Marie Eichhorn was born in Saxony in 1877 and spent most of her first thirty years in Dresden. She made two trips to the United States (in 1892 and 1908) before moving here permanently in 1911. She and Walter married sometime in 1911 and had a son, Walter Jr. The senior Walter died suddenly on October 11, 1912. Eight years later, in December 1920, Marie married James E. Hogue, a Little Rock lawyer. They divorced in June 1924, and Marie reclaimed Wittenberg as her last name.

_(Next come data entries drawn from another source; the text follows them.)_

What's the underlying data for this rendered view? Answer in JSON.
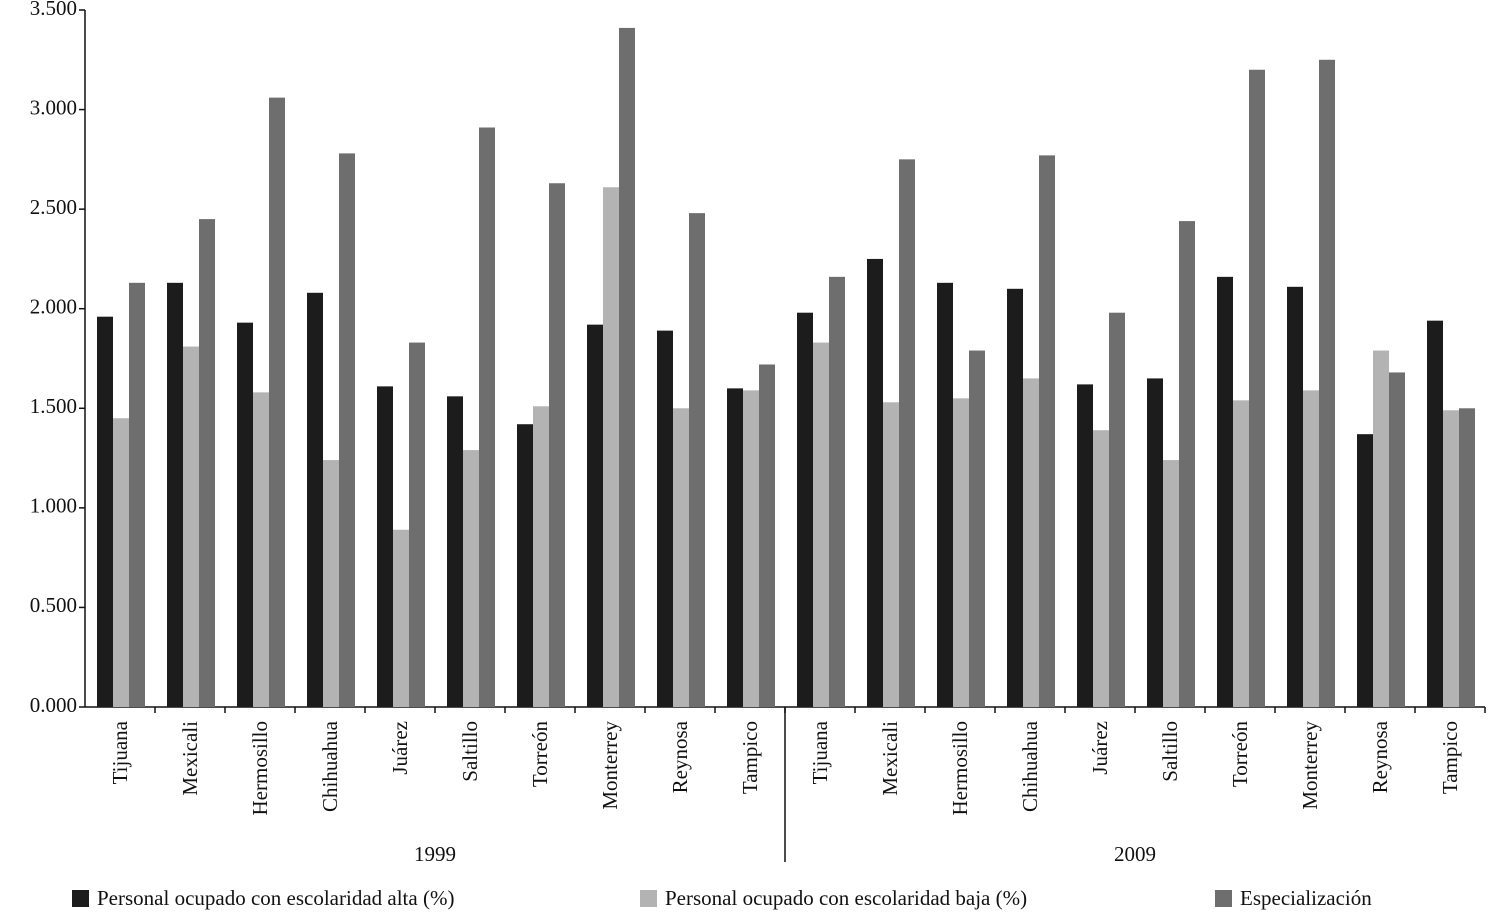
{
  "chart_data": {
    "type": "bar",
    "categories": [
      "Tijuana",
      "Mexicali",
      "Hermosillo",
      "Chihuahua",
      "Juárez",
      "Saltillo",
      "Torreón",
      "Monterrey",
      "Reynosa",
      "Tampico",
      "Tijuana",
      "Mexicali",
      "Hermosillo",
      "Chihuahua",
      "Juárez",
      "Saltillo",
      "Torreón",
      "Monterrey",
      "Reynosa",
      "Tampico"
    ],
    "groups": [
      "1999",
      "2009"
    ],
    "series": [
      {
        "name": "Personal ocupado con escolaridad alta (%)",
        "color": "#1c1c1c",
        "values": [
          1.96,
          2.13,
          1.93,
          2.08,
          1.61,
          1.56,
          1.42,
          1.92,
          1.89,
          1.6,
          1.98,
          2.25,
          2.13,
          2.1,
          1.62,
          1.65,
          2.16,
          2.11,
          1.37,
          1.94
        ]
      },
      {
        "name": "Personal ocupado con escolaridad baja (%)",
        "color": "#b3b3b3",
        "values": [
          1.45,
          1.81,
          1.58,
          1.24,
          0.89,
          1.29,
          1.51,
          2.61,
          1.5,
          1.59,
          1.83,
          1.53,
          1.55,
          1.65,
          1.39,
          1.24,
          1.54,
          1.59,
          1.79,
          1.49
        ]
      },
      {
        "name": "Especialización",
        "color": "#6e6e6e",
        "values": [
          2.13,
          2.45,
          3.06,
          2.78,
          1.83,
          2.91,
          2.63,
          3.41,
          2.48,
          1.72,
          2.16,
          2.75,
          1.79,
          2.77,
          1.98,
          2.44,
          3.2,
          3.25,
          1.68,
          1.5
        ]
      }
    ],
    "ylim": [
      0,
      3.5
    ],
    "yticks": [
      {
        "value": 0,
        "label": "0.000"
      },
      {
        "value": 0.5,
        "label": "0.500"
      },
      {
        "value": 1,
        "label": "1.000"
      },
      {
        "value": 1.5,
        "label": "1.500"
      },
      {
        "value": 2,
        "label": "2.000"
      },
      {
        "value": 2.5,
        "label": "2.500"
      },
      {
        "value": 3,
        "label": "3.000"
      },
      {
        "value": 3.5,
        "label": "3.500"
      }
    ],
    "grid": false
  }
}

She moved from the house on Broadway to a house in the Hillcrest area of Little Rock in the middle 1920s. After a couple more moves, she settled at 412 Palm Street, where she lived until her death in 1961.  For many years, she attended the First Lutheran Church in downtown Little Rock and was secretary of the women's auxiliary group. At the time of her death, she attended Grace Lutheran Church.

The stories of Walter and Marie are small additions to the history of German immigration into Arkansas. The basic facts of Mrs. Wittenberg's life are illuminated and made more interesting by the postcards in her album.  Below are a few of the more interesting cards:

The postcard above celebrates an arts festival held in Dresden in 1905. This postcard shows Marie's address in Dresden in 1905 and her interest in the arts.

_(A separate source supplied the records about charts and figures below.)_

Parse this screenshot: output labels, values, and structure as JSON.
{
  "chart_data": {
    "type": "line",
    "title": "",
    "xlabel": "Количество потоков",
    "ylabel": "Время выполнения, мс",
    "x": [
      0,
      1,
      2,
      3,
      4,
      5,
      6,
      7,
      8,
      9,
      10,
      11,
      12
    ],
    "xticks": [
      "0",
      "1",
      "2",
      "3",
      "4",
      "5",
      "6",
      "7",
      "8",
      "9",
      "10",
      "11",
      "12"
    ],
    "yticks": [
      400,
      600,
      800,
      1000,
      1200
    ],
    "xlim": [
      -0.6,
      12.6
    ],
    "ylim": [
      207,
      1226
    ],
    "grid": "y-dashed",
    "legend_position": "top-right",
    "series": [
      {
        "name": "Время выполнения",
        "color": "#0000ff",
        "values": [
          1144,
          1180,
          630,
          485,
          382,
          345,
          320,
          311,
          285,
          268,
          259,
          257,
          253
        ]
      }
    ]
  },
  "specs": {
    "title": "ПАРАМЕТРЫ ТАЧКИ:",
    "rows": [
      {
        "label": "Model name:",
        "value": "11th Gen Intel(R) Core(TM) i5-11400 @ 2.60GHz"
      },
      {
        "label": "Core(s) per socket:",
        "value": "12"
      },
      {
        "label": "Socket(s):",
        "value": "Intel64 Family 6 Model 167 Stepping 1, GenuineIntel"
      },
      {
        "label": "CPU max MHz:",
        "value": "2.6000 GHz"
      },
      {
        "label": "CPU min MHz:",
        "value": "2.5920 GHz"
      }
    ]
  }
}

 This postcard commemorates a political event that occurred in Dresden on January 1, 1903. Apparently that year a political figure gathered a group of politicians to support him. It was mailed to Marie Eichhorn in 1906.

This unmailed postcard shows the King and Queen of Saxony, which at one time was a kingdom. King Albert held his position from 1873 to 1902. Dresden is located in Saxony and Marie Eichhorn lived there during most of her first three-three years of life.

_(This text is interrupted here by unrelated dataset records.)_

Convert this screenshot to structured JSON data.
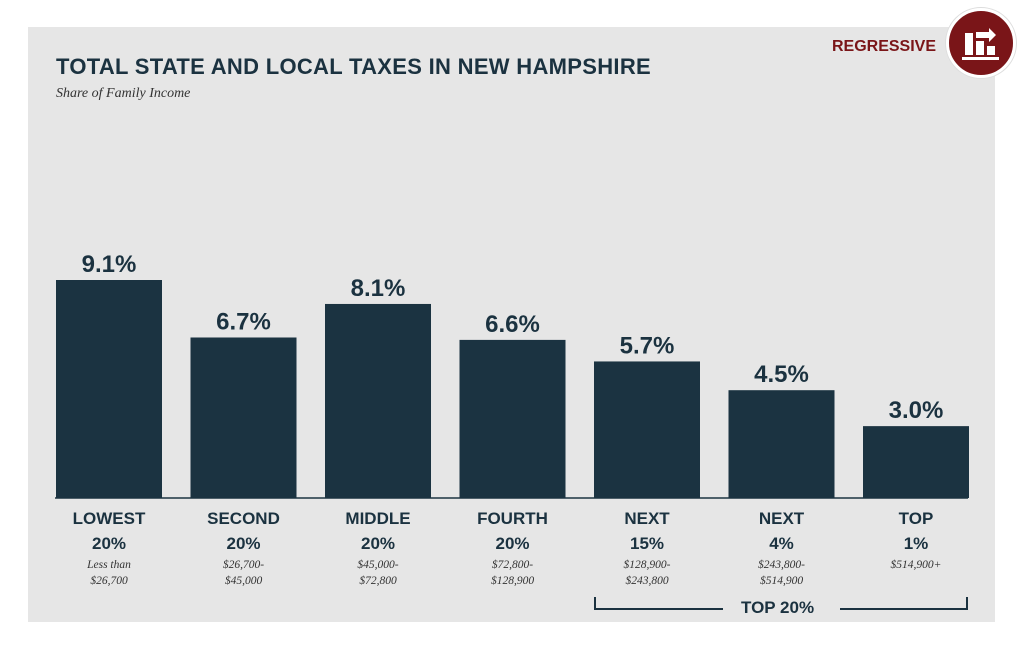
{
  "header": {
    "title": "TOTAL STATE AND LOCAL TAXES IN NEW HAMPSHIRE",
    "subtitle": "Share of Family Income",
    "badge_label": "REGRESSIVE",
    "badge_icon": "regressive-bars-icon"
  },
  "colors": {
    "bar": "#1b3341",
    "badge": "#7a1518",
    "panel": "#e6e6e6"
  },
  "chart_data": {
    "type": "bar",
    "title": "TOTAL STATE AND LOCAL TAXES IN NEW HAMPSHIRE",
    "subtitle": "Share of Family Income",
    "ylim": [
      0,
      10
    ],
    "grid": false,
    "categories": [
      {
        "line1": "LOWEST",
        "line2": "20%",
        "range1": "Less than",
        "range2": "$26,700"
      },
      {
        "line1": "SECOND",
        "line2": "20%",
        "range1": "$26,700-",
        "range2": "$45,000"
      },
      {
        "line1": "MIDDLE",
        "line2": "20%",
        "range1": "$45,000-",
        "range2": "$72,800"
      },
      {
        "line1": "FOURTH",
        "line2": "20%",
        "range1": "$72,800-",
        "range2": "$128,900"
      },
      {
        "line1": "NEXT",
        "line2": "15%",
        "range1": "$128,900-",
        "range2": "$243,800"
      },
      {
        "line1": "NEXT",
        "line2": "4%",
        "range1": "$243,800-",
        "range2": "$514,900"
      },
      {
        "line1": "TOP",
        "line2": "1%",
        "range1": "$514,900+",
        "range2": ""
      }
    ],
    "values": [
      9.1,
      6.7,
      8.1,
      6.6,
      5.7,
      4.5,
      3.0
    ],
    "value_labels": [
      "9.1%",
      "6.7%",
      "8.1%",
      "6.6%",
      "5.7%",
      "4.5%",
      "3.0%"
    ],
    "group_label": "TOP 20%"
  }
}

 This pre-World War I postcard shows the German Kaiser. The postcard is unused.

This postcard apparently was mailed by Marie to herself as a memento of her visit to Paris in 1904. On the front is written: "In remembrance of the last day I was in Paris." At the time, she was living in Leipzig.

 This postcard was sent by a young lady in the United States whom Marie had met during her travels. It is dated 1906.

This postcard is one of two that were given to Marie by Walter Wittenberg. On the back is written: "Received in Dresden from my dear Walter." This card documents the fact that Walter visited Dresden, probably in 1910.

Marie's 1911 trip to the United States is documented in this and another couple of postcards. The writing on the front says that February 1, 1911 was her 13th day on the ocean and the water has been terrible with many storms. She expected to land on February 5th.

Marie had a sister, Hedwig, who lived in Cleveland. She had married Michael Weinhauer in 1895. Hedwig died in Spring, 1912, but Marie kept in touch with her children. Several of Marie's early postcards were sent to her by Hedwig, and several of the later postcards were mailed to her by Hedwig's children. This is an unused postcard.

Several of the postcards in Marie Wittenberg's album have pictures of Arkansas in the 1910's and 1920's. This is an unused postcard in the collection.

The three postcards above are real picture post cards (RPPCs) in Marie Wittenberg's collection. Unfortunately, they are unused (thus, no address) and have no names associated with them. Perhaps the one at the bottom is Walter Wittenberg Jr. as a child.

This final picture is not a postcard, but a photograph that came with them. Perhaps it is a photo of the Wittenberg house at 518 Broadway, Little Rock. No identifying information came with the picture.